Jadwal keberangkatan bus yaitu pukul 5 sore membuat hari Jum’at yang (kata
orang) adalah hari pendek menjadi semakin terasa lebih pendek.
Sebetulnya cukup deg degan juga mengawali perjalanan kali
ini, mengingat kali ini adalah musim penghujan. Di saat Jakarta sibuk dengan
penanggulangan banjir, kami malah ke daerah dataran tinggi, yang biasanya
tingkat curah hujannya relatif lebih tinggi. Apalagi tujuan utama trip kali ini
adalah berburu sunrise. Gimana kalo udah jauh-jauh kesana ternyata saat
menunggu sunrise malah turun hujan ? Dan kamipun cuma bisa berharap dan berdoa,
semoga cuaca bersahabat dengan kami.
Dan benar saja, memasuki kota Wonosobo kami disambut oleh
hujan. Untungnya hujan tidak berlangsung lama. Dan setelah istirahat sebentar
di sebuah musholla, kami melanjutkan perjalanan dengan naik angkot dan
disambung dengan mikro bus yang menuju Dieng.
Sekitar pukul 10.00 pagi kami sudah tiba di Dieng (pertigaan
penginapan Bu Djono). Banyak sekali homestay yang disewakan di daerah tersebut
dan kami segera memilih salah satunya untuk tempat istirahat. Harga kamarnya
murah banget loohh…Cuma 150 k, sudah ada air panasnya untuk mandi. Tapi ya
begitulah, kondisi kamar apa adanya. Jika dibandingkan dengan kamar di hotel, ibaratnya seperti bumi dan langit. Yang
penting ada air panasnya deh, soalnya suhu di Dieng pada malam hari mencapai
belasan derajat celcius. Apalagi jika di musim panas, maka malam harinya bisa
dibawah nol derajat sehingga kabarnya embun-embun pagi yang yang menempel di
dedaunan berubah menjadi es dan membeku.
Setelah mandi dan membersihkan diri, kami segera memulai
eksplorasi dengan menuju Telaga Warna. Ternyata sebelum memasuki area telaga
warna, kami ditawari tiket terusan untuk 4 lokasi wisata sekaligus, yaitu
Telaga Warna, Dieng Plateu Theatre, Kawah Sikidang dan Kompleks Candi Arjuna. Kamipun membeli
tiket tiket terusan tersebut.
Memasuki area telaga warna, kami segera mencari sebuah spot
untuk foto yang jadi landmark di telaga warna. Inilah spot yang saya maksud
(numpang narsis dulu yaaa…)
Sebuah grup pengamen daerah yang mangkal disitu menghibur para
pengunjung yang sedang berfoto ria. Lagu-lagunya OK banget looohh…

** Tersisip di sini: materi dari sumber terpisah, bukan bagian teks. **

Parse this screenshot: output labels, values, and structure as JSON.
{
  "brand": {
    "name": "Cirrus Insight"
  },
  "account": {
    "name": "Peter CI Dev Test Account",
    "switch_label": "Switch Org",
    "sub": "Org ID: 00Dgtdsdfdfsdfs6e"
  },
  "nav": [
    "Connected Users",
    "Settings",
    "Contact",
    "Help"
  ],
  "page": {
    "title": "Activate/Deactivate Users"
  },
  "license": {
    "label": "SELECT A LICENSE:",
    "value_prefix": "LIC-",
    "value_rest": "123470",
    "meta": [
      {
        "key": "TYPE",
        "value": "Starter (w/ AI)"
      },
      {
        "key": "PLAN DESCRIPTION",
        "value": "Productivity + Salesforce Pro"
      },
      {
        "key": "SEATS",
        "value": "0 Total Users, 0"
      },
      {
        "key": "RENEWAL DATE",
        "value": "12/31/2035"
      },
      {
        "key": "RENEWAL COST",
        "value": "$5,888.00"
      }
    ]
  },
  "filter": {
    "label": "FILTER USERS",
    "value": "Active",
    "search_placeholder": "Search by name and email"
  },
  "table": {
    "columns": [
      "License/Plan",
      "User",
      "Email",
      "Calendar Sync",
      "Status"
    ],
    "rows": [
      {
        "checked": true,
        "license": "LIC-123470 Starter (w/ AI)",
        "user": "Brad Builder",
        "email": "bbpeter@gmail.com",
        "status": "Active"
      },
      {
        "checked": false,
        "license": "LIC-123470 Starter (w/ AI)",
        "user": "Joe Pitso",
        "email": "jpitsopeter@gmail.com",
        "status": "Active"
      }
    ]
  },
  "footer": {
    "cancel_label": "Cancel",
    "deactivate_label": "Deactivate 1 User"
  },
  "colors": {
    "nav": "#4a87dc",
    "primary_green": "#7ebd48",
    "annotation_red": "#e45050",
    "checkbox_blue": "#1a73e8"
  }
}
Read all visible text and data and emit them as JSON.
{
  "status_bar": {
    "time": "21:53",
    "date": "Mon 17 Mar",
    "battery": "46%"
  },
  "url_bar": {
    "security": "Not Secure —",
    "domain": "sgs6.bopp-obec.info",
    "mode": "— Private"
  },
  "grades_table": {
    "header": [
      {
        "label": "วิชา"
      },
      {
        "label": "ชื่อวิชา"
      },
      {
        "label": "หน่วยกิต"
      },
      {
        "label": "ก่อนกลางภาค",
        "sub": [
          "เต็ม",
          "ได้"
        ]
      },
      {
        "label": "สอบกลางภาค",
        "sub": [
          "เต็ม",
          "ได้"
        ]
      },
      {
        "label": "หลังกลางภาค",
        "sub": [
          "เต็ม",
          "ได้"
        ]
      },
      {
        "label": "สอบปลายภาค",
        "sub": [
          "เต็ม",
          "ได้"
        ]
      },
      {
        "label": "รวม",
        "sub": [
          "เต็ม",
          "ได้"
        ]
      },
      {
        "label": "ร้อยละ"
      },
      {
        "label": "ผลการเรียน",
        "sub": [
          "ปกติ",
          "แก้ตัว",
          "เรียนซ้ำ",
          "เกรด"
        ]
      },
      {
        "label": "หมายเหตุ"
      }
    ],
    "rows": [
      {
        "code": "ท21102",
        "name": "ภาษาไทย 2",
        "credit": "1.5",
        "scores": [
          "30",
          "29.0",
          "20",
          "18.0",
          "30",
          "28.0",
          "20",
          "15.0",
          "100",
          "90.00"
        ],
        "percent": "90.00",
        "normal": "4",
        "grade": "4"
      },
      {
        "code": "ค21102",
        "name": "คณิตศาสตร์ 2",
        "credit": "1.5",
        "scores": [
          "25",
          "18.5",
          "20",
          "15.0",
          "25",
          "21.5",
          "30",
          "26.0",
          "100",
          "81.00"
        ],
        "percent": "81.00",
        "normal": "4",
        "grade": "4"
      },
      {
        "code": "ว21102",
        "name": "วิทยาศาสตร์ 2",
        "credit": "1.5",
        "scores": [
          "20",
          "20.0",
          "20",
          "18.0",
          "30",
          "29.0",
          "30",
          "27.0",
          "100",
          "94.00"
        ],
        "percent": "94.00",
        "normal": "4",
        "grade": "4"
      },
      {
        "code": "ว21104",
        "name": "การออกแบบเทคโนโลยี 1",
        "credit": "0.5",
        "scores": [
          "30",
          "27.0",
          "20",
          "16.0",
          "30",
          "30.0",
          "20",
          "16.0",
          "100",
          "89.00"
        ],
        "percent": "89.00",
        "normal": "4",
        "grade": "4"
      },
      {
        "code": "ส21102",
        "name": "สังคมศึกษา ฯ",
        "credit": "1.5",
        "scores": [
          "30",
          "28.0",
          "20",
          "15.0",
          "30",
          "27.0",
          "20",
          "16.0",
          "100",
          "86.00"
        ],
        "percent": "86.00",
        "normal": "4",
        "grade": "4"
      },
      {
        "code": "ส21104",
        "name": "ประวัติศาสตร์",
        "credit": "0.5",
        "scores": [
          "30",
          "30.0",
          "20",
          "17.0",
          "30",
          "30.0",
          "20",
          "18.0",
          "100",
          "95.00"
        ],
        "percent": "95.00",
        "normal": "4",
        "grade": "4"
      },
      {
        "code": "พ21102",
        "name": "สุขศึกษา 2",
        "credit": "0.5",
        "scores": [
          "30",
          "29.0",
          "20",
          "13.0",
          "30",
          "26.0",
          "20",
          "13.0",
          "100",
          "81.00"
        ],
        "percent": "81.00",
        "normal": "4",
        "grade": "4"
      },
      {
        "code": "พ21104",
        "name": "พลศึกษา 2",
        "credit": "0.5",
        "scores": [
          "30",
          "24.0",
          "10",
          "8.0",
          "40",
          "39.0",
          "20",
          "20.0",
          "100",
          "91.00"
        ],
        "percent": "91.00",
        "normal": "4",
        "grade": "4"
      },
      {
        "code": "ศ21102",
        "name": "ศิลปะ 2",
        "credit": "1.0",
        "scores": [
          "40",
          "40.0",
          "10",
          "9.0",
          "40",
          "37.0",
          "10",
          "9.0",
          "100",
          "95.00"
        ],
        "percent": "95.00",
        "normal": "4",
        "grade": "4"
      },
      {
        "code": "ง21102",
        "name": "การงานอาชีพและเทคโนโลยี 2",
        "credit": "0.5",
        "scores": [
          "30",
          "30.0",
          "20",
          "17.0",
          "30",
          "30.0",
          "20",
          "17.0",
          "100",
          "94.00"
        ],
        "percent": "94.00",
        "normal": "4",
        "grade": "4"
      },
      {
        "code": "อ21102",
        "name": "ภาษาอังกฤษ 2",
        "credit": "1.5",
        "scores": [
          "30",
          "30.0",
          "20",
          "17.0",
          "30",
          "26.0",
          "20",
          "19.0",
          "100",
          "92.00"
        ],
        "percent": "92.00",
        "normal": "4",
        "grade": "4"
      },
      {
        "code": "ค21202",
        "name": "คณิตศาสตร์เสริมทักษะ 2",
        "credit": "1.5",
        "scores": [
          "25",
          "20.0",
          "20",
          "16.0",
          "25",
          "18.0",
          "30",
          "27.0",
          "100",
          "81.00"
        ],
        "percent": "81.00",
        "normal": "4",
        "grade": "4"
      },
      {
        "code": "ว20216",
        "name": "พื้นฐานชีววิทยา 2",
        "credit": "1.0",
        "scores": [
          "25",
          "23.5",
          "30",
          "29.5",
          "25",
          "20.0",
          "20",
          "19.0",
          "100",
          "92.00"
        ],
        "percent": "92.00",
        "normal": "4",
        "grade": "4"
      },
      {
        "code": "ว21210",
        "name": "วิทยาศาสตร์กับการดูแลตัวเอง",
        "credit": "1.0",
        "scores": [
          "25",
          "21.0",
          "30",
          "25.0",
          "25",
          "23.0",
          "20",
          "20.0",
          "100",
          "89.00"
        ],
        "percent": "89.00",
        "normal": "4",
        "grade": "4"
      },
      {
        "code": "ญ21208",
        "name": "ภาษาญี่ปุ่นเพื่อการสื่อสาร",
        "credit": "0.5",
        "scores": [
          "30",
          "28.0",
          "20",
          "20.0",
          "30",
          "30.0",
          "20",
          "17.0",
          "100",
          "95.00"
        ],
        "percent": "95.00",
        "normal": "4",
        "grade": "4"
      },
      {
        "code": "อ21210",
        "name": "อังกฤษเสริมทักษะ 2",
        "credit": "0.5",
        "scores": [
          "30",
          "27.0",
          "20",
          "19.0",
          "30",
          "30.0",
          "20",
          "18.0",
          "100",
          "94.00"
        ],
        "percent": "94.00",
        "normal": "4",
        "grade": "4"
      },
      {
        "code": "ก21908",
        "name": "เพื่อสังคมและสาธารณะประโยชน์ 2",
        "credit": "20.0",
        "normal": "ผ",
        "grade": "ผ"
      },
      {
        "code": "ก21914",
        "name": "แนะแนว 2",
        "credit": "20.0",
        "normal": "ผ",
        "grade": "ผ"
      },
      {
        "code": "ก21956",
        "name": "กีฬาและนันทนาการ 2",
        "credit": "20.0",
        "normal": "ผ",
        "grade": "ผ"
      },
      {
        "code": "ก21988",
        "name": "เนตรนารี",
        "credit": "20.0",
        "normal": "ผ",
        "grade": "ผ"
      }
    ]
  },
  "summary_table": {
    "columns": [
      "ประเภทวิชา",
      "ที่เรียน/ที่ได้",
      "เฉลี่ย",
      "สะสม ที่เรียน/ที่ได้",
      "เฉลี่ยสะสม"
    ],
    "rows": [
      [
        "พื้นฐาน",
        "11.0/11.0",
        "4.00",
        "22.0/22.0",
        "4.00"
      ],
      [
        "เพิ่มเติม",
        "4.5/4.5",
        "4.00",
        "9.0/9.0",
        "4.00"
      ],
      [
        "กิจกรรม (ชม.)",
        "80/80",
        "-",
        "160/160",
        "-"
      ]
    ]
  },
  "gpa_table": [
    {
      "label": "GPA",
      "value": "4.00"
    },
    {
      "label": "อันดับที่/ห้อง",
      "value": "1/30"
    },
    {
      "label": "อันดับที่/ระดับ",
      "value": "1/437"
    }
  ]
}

Puas berfoto disitu kami segera mencari spot lain, dimana
kira-kira bisa mendapatkan view telaga warna dari ketinggian. Ketika tadi kami masuk ke area telaga warna dari pos kecil,
kami melihat ada jalan setapak menuju bukit di atas telaga warna. Akhirnya kami
putuskan menaiki bukit tersebut dengan mengikuti jalan setapak. Di keesokan
harinya kami baru diberitahu oleh guide yang mengantar kami ke bukit Sikunir
bahwa spot itulah yang terbaik untuk mengabadikan telaga warna. Ya…memang saat
itu rombongan wisatawan lain tidak ada yang se’iseng’ kami untuk mendaki bukit.
Tapi sesampainya diatas dengan nafas yang tersengal sengal, kamipun segera
mendapatkan bayarannya, View Telaga Warna dan Telaga Pengilon dari atas.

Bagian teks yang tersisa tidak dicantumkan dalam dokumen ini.